What you notice from the beginning, is that you are building the GUI by instantiating flexible objects, instead of creating thousands of subclasses like Java would make you do.

IB is one of the few development tools that actually manage to deliver on the concept of object oriented programming as assembly of reusable building blocks.

What makes this possible is the way dynamic typing naturally decouples the system.
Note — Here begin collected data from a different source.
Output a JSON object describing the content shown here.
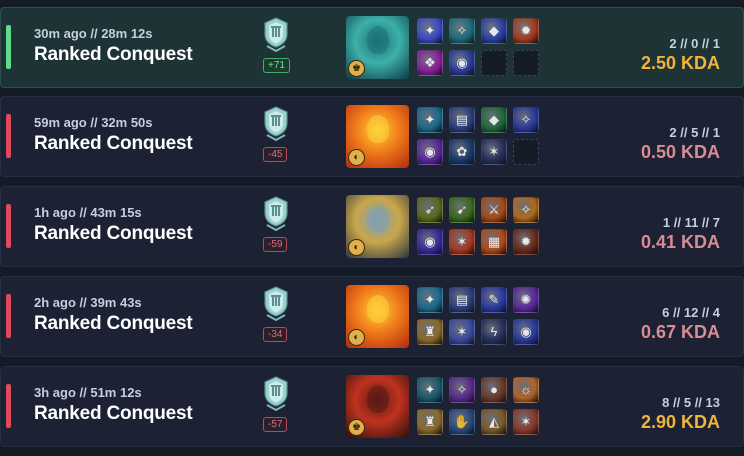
{
  "colors": {
    "win": "#5fd98a",
    "loss": "#e0485b",
    "kda_good": "#f0b43c",
    "kda_bad": "#d98c93"
  },
  "matches": [
    {
      "result": "win",
      "time": "30m ago // 28m 12s",
      "mode": "Ranked Conquest",
      "rank_icon": "conquest-rank-shield-icon",
      "delta": "+71",
      "god": {
        "icon": "god-portrait-jackal-icon",
        "colors": [
          "#1e6f78",
          "#3db0a8",
          "#0f3a44"
        ]
      },
      "role_icon": "guardian-role-icon",
      "role_glyph": "♚",
      "items": [
        {
          "icon": "relic-item-icon",
          "color": "#3b49c9",
          "glyph": "✦"
        },
        {
          "icon": "mace-item-icon",
          "color": "#1d6a7a",
          "glyph": "✧"
        },
        {
          "icon": "shield-item-icon",
          "color": "#2c3fa4",
          "glyph": "◆"
        },
        {
          "icon": "ember-item-icon",
          "color": "#a63a1e",
          "glyph": "✹"
        },
        {
          "icon": "portal-item-icon",
          "color": "#8a1f9a",
          "glyph": "❖"
        },
        {
          "icon": "eye-item-icon",
          "color": "#2a3a9a",
          "glyph": "◉"
        },
        {
          "icon": "empty-slot-icon",
          "color": "",
          "glyph": ""
        },
        {
          "icon": "empty-slot-icon",
          "color": "",
          "glyph": ""
        }
      ],
      "kills": "2 // 0 // 1",
      "kda": "2.50 KDA",
      "kda_tier": "good"
    },
    {
      "result": "loss",
      "time": "59m ago // 32m 50s",
      "mode": "Ranked Conquest",
      "rank_icon": "conquest-rank-shield-icon",
      "delta": "-45",
      "god": {
        "icon": "god-portrait-sun-icon",
        "colors": [
          "#ffd23a",
          "#f07a1a",
          "#b22a10"
        ]
      },
      "role_icon": "mage-role-icon",
      "role_glyph": "◐",
      "items": [
        {
          "icon": "staff-item-icon",
          "color": "#1c6b8c",
          "glyph": "✦"
        },
        {
          "icon": "book-item-icon",
          "color": "#2b3f7a",
          "glyph": "▤"
        },
        {
          "icon": "gem-item-icon",
          "color": "#1f6b3a",
          "glyph": "◆"
        },
        {
          "icon": "trident-item-icon",
          "color": "#2a3a9a",
          "glyph": "✧"
        },
        {
          "icon": "orb-item-icon",
          "color": "#5a2a9a",
          "glyph": "◉"
        },
        {
          "icon": "flower-item-icon",
          "color": "#1a3a6a",
          "glyph": "✿"
        },
        {
          "icon": "wand-item-icon",
          "color": "#24305a",
          "glyph": "✶"
        },
        {
          "icon": "empty-slot-icon",
          "color": "",
          "glyph": ""
        }
      ],
      "kills": "2 // 5 // 1",
      "kda": "0.50 KDA",
      "kda_tier": "bad"
    },
    {
      "result": "loss",
      "time": "1h ago // 43m 15s",
      "mode": "Ranked Conquest",
      "rank_icon": "conquest-rank-shield-icon",
      "delta": "-59",
      "god": {
        "icon": "god-portrait-warrior-icon",
        "colors": [
          "#7fa0b2",
          "#c9a64a",
          "#2c3640"
        ]
      },
      "role_icon": "mage-role-icon",
      "role_glyph": "◐",
      "items": [
        {
          "icon": "bow-item-icon",
          "color": "#5a6a1a",
          "glyph": "➶"
        },
        {
          "icon": "arrow-item-icon",
          "color": "#3a6a1a",
          "glyph": "➹"
        },
        {
          "icon": "sword-item-icon",
          "color": "#a64a1a",
          "glyph": "⚔"
        },
        {
          "icon": "blade-item-icon",
          "color": "#b06a1a",
          "glyph": "✧"
        },
        {
          "icon": "orb-item-icon",
          "color": "#3a2a9a",
          "glyph": "◉"
        },
        {
          "icon": "crossbow-item-icon",
          "color": "#a6381e",
          "glyph": "✶"
        },
        {
          "icon": "bracer-item-icon",
          "color": "#b04a1a",
          "glyph": "▦"
        },
        {
          "icon": "spear-item-icon",
          "color": "#6a2a1a",
          "glyph": "✹"
        }
      ],
      "kills": "1 // 11 // 7",
      "kda": "0.41 KDA",
      "kda_tier": "bad"
    },
    {
      "result": "loss",
      "time": "2h ago // 39m 43s",
      "mode": "Ranked Conquest",
      "rank_icon": "conquest-rank-shield-icon",
      "delta": "-34",
      "god": {
        "icon": "god-portrait-sun-icon",
        "colors": [
          "#ffd23a",
          "#f07a1a",
          "#b22a10"
        ]
      },
      "role_icon": "mage-role-icon",
      "role_glyph": "◐",
      "items": [
        {
          "icon": "relic-item-icon",
          "color": "#1c6b8c",
          "glyph": "✦"
        },
        {
          "icon": "book-item-icon",
          "color": "#2b3f7a",
          "glyph": "▤"
        },
        {
          "icon": "feather-item-icon",
          "color": "#2a3aa0",
          "glyph": "✎"
        },
        {
          "icon": "staff-item-icon",
          "color": "#5a2a9a",
          "glyph": "✺"
        },
        {
          "icon": "chalice-item-icon",
          "color": "#8a6a2a",
          "glyph": "♜"
        },
        {
          "icon": "wand-item-icon",
          "color": "#3a4aa0",
          "glyph": "✶"
        },
        {
          "icon": "lightning-item-icon",
          "color": "#24305a",
          "glyph": "ϟ"
        },
        {
          "icon": "eye-item-icon",
          "color": "#2a3a9a",
          "glyph": "◉"
        }
      ],
      "kills": "6 // 12 // 4",
      "kda": "0.67 KDA",
      "kda_tier": "bad"
    },
    {
      "result": "loss",
      "time": "3h ago // 51m 12s",
      "mode": "Ranked Conquest",
      "rank_icon": "conquest-rank-shield-icon",
      "delta": "-57",
      "god": {
        "icon": "god-portrait-hero-icon",
        "colors": [
          "#5a1a14",
          "#c0321e",
          "#2a0f0c"
        ]
      },
      "role_icon": "guardian-role-icon",
      "role_glyph": "♚",
      "items": [
        {
          "icon": "orb-item-icon",
          "color": "#1a5a6a",
          "glyph": "✦"
        },
        {
          "icon": "star-item-icon",
          "color": "#5a2a8a",
          "glyph": "✧"
        },
        {
          "icon": "sphere-item-icon",
          "color": "#6a3a2a",
          "glyph": "●"
        },
        {
          "icon": "mask-item-icon",
          "color": "#b0642a",
          "glyph": "☼"
        },
        {
          "icon": "chalice-item-icon",
          "color": "#8a6a2a",
          "glyph": "♜"
        },
        {
          "icon": "hands-item-icon",
          "color": "#2a4a7a",
          "glyph": "✋"
        },
        {
          "icon": "cloak-item-icon",
          "color": "#7a5a2a",
          "glyph": "◭"
        },
        {
          "icon": "totem-item-icon",
          "color": "#8a3a2a",
          "glyph": "✶"
        }
      ],
      "kills": "8 // 5 // 13",
      "kda": "2.90 KDA",
      "kda_tier": "good"
    }
  ]
}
It is almost like magic.


Another kind of magic made possible by dynamic typing is dynamic message forwarding.

Here is an example, code is in an imagined dynamically typed Java.

Here is a tree class:

Class Tree
{
  Map m_values;
  public Tree()
  {
  m_values = new HashMap();
  }
  public Object methodMissing(Method method, 
                              Object... args)
  {
  if (args.length == 0)
  {
  return m_values.get(method.getName());
  }
  if (args.length == 1 
        && isSetterMethod(method.getName()))
  {
  set(getVariableToSet(method.getName()), args[0]);
  }
  }
  public Object set(String value, Object object)
  {
  m_values.put(value, object);
  }
  public Object addBranch(String name)
  {
  m_values.put(name, new Tree());
  }

  // return true if the string is a typical 
  // setter, e.g. "setSomeVariable"
  public boolean isSetterMethod(String) { ... } 

  // return variable name from a setter, e.g. 
  // "setSomeVariable" returns "someVariable"
  public boolean getVariableToSet(String) { ... } 
}

We can use it this way:

Tree registry = new Tree();
t.addBranch("settings");
t.settings().setTimeout(100L);
t.settings().setHost("www.google.com");
System.out.println(t.settings().timeout()); 
// prints "100"
System.out.println(t.settings().host()); 
// prints "www.google.com"


Although this kind of coding can be misused, it is immensely powerful when it comes to avoiding boilerplate coding. In fact, the whole concept of automatic code generation used by many Java frameworks becomes completely unnecessary in dynamically typed languages. 

Without dynamic typing, we deny ourselves a range of tools that does not fit in a statically typed universe. If all you've used is statically typed languages it is hard to understand the kind of freedom dynamic typing really give you, and therefore it's also hard to understand what you are sacrificing.

That said, a statically typed language has the advantage of clarity of intent which can be a substantial win in certain situations.

This is why I think that the next big development language ought to be dynamically typed but with optional static typing: the best of both worlds.